International food giant Princes has its headquarters there, as does £50bn pension fund the Universities Superannuation Scheme. Other firms with offices in the building include HSBC and accountancy firm Grant Thornton.
Mr Landschreiber says there is a shortage of top-quality office space in Liverpool and that the new Royal Liver Building space can meet that demand.
He said: “The plan is to invest a significant amount of money to refurbish that vacant space then take it back to the market to try to attract new tenants and get it fully let.”
Asked how much Corestate planned to spend, he said it would be “no more than 12% of the purchase price”, meaning up to £5.8m.
The sale was led by estate agent CBRE. Its executive director Colin Thomasson said: “It is rare to see an asset like the Royal Liver Building come to market and advising on this sale has been a huge privilege.
“As we anticipated, the property attracted significant interest from investors across the world and we are delighted to have concluded the sale with Corestate.
“Liverpool is experiencing a resurgence, with significant activity across the city, and this investment from a respected international investor is yet another sign of confidence in the future of the city of Liverpool.”
Stephanie Hacking, Fund Manager at Royal London Asset Management, said: “It has been a huge honour to be involved in the sale of the Royal Liver Building.
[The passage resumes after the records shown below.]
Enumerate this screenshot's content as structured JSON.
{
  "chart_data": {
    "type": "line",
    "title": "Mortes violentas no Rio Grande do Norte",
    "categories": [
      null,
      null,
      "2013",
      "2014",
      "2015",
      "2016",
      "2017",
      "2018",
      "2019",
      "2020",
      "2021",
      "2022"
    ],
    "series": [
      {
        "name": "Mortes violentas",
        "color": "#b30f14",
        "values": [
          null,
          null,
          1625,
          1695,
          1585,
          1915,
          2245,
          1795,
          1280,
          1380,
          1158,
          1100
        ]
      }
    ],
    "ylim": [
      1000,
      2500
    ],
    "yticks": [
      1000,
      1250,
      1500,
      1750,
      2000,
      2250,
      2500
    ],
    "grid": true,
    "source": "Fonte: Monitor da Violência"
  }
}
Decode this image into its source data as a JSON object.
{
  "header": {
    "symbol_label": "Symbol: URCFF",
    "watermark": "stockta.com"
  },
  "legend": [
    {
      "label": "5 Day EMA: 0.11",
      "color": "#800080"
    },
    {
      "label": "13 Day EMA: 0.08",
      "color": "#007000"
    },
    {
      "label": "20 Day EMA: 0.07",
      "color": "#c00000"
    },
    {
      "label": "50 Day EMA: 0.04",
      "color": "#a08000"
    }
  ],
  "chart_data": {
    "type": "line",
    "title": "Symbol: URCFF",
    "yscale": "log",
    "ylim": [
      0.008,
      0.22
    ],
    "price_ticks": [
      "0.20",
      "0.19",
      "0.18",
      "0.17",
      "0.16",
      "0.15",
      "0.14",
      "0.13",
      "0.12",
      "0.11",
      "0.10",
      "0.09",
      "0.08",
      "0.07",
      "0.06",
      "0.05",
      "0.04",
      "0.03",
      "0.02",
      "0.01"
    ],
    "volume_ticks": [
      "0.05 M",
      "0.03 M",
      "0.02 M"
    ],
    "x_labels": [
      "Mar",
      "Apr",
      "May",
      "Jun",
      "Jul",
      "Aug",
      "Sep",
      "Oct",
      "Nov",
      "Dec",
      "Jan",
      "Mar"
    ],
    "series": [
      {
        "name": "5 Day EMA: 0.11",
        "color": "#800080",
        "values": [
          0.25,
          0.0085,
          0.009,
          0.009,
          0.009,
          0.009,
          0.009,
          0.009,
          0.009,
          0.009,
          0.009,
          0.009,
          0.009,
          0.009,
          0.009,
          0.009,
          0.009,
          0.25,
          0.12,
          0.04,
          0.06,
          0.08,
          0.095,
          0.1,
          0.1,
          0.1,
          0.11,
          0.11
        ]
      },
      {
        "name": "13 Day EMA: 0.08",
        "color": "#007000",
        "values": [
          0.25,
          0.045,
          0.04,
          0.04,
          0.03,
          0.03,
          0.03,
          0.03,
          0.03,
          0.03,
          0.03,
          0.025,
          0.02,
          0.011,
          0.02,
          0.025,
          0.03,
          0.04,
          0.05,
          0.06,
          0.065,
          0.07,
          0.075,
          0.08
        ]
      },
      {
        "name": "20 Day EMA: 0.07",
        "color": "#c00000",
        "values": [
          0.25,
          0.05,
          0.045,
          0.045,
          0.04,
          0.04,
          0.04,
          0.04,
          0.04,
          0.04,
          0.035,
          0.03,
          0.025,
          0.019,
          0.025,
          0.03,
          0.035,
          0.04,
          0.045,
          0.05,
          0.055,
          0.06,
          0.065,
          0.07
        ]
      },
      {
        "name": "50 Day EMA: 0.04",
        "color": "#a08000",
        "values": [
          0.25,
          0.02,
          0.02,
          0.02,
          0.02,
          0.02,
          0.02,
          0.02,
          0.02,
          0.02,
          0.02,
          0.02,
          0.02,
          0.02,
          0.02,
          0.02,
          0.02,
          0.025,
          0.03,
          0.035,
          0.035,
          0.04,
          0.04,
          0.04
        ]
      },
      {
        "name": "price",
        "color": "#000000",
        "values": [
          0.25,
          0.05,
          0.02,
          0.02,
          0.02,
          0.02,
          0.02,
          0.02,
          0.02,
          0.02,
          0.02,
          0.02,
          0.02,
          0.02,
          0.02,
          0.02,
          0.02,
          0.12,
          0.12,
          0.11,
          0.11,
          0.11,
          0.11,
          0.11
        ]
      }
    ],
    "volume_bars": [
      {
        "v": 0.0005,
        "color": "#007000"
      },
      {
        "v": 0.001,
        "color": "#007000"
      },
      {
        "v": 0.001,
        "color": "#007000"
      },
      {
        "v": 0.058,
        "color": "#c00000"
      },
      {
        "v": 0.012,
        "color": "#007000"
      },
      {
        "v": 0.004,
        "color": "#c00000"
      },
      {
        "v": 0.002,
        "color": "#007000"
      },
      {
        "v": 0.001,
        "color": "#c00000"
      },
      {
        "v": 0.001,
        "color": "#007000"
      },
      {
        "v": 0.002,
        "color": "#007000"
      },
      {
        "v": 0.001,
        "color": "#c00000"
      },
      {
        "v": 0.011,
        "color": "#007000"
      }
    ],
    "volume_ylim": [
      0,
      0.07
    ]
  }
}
It is a unique property with a tremendous history and prestige.
“We were delighted to have received such considerable interest in the asset and very pleased to have concluded the sale to Corestate who will no doubt be proud owners going forward.”
Everton majority shareholder Farhad Moshiri has jointly bought the Royal Liver Building and its world-famous rooftop Liver Birds.
And the billionaire behind Everton’s new stadium plans says the deal for the city’s best-known building shows his pride in Liverpool as a “thriving international city”.
The world-famous building was sold for £48m in February to a consortium led by international property group Corestate.
Now the ECHO can reveal that Mr Moshiri, who bought his stake in Everton a year ago, was Corestate’s partner in the deal.
It was the first time the building had changed hands since it was built in 1911.
Whenever he visits his new waterfront property, Mr Moshiri will be able to look downriver towards Bramley Moore Dock where Everton hope to build a £300m stadium .
Corestate had already vowed to invest millions in the Royal Liver Building to attract new office tenants, as Liverpool is lacking in the top-class “Grade A” offices it needs to attract new businesses and jobs .
And Mr Moshiri says he is proud of the potential of the building and the city.
He told the ECHO: “I am delighted to have jointly acquired the Royal Liver Building, which is a world-class property in a bustling riverfront location.
“Following my investment in Everton last year, I am confident in the prospects for Liverpool as a thriving international city and am pleased that I have been able to make this investment in such a landmark building with potential for further improvement.”
The Royal Liver Building opened in 1911 as the home of Royal Liver Assurance. In 2011 Royal Liver was taken over by larger rival Royal London, which put the building up for sale last year.
Speaking to the ECHO in February to announce the deal, Corestate founder Thomas Landschreiber described the building as “crazy and unique”.
And he said: “The next step is to invest money and get tenants for the vacant space where we see a huge opportunity for Liverpool at the moment.”